DEV Community

Cover image for DuckDB in the Wild: What 6 Minutes of Benchmarking Across 4 Machines Taught Me About Real-World Performance
XIANGWEIXIAO
XIANGWEIXIAO

Posted on

DuckDB in the Wild: What 6 Minutes of Benchmarking Across 4 Machines Taught Me About Real-World Performance

Character Design

I care more about "can we ship this?" than "is this theoretically optimal?"

When I pick data tools, I usually ask three questions:

  • Will it run fast enough on the hardware we actually have?
  • How much does object storage overhead really cost us?
  • Can I estimate these things without building a full test lab?

With that mindset, I ran the same DuckDB workload across four different machines, comparing local disk against S3-compatible object storage. The goal was not to crown a winner. It was to calibrate my intuition for what "fast enough" looks like in practice.


Why I ran these tests

I had two recurring questions while working with DuckDB:

  1. Same SQL, different machine — why does it feel so much slower on some boxes? Is it CPU, disk, or something else entirely?
  2. Local folder vs object storage — where does the extra time actually go?

So I ran the same job on a MacBook, a Ubuntu server, a Windows workstation, and a small cloud instance. I kept the query identical, the data identical, and the DuckDB version identical. Everything else — CPU, memory, filesystem, network — I let vary.

This is not science. It is reconnaissance.


What I held constant (and what I did not)
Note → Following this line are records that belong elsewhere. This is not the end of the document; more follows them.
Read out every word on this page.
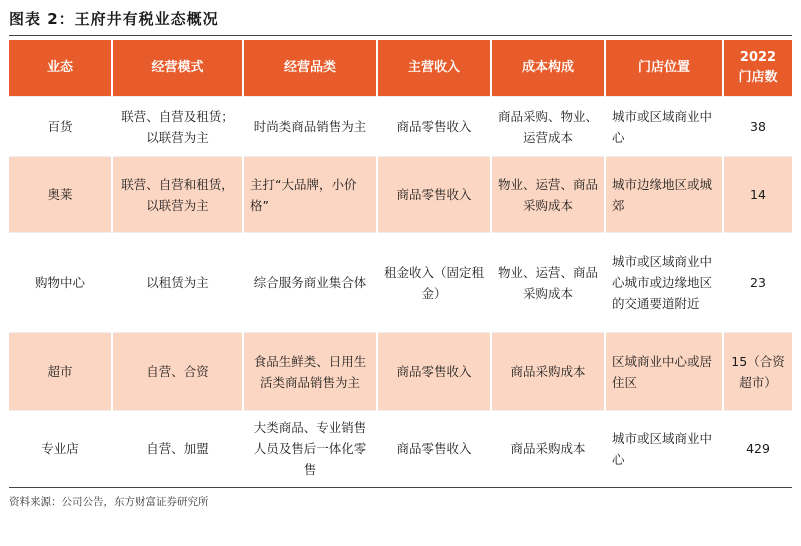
图表 2：王府井有税业态概况
业态	经营模式	经营品类	主营收入	成本构成	门店位置	2022
门店数
百货	联营、自营及租赁；以联营为主	时尚类商品销售为主	商品零售收入	商品采购、物业、运营成本	城市或区域商业中心	38
奥莱	联营、自营和租赁，以联营为主	主打“大品牌，小价格”	商品零售收入	物业、运营、商品采购成本	城市边缘地区或城郊	14
购物中心	以租赁为主	综合服务商业集合体	租金收入（固定租金）	物业、运营、商品采购成本	城市或区域商业中心城市或边缘地区的交通要道附近	23
超市	自营、合资	食品生鲜类、日用生活类商品销售为主	商品零售收入	商品采购成本	区域商业中心或居住区	15（合资超市）
专业店	自营、加盟	大类商品、专业销售人员及售后一体化零售	商品零售收入	商品采购成本	城市或区域商业中心	429
资料来源：公司公告，东方财富证券研究所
This is not a lab benchmark. It is an engineering gut-check: same query, different machines, different storage. The numbers are messy, the comparisons are unfair, and yet they are surprisingly useful.

Same across all runs:

  • DuckDB version: v1.5.2 (Variegata)
  • Data scale:
    • Full dataset: ~64.5M rows, ~13.7 GB source, ~3.5 GB output
    • Sample dataset: ~18M rows, ~4.0 GB source, ~1.0 GB output
  • Job semantics: identical ELT pattern (read → transform → write)

Storage setups:

Storage Deployment What this actually tests
Local disk Native filesystem Baseline: no network, no protocol overhead
MinIO Single-node, same machine as DuckDB S3 protocol overhead without network latency
Alibaba Cloud OSS Cloud VM via internal network Cloud CPU + memory + network combined

Important caveat: I did not test "MinIO on a different machine." From experience, cross-machine object storage introduces bandwidth and latency costs that would push the overhead well beyond what I measured here.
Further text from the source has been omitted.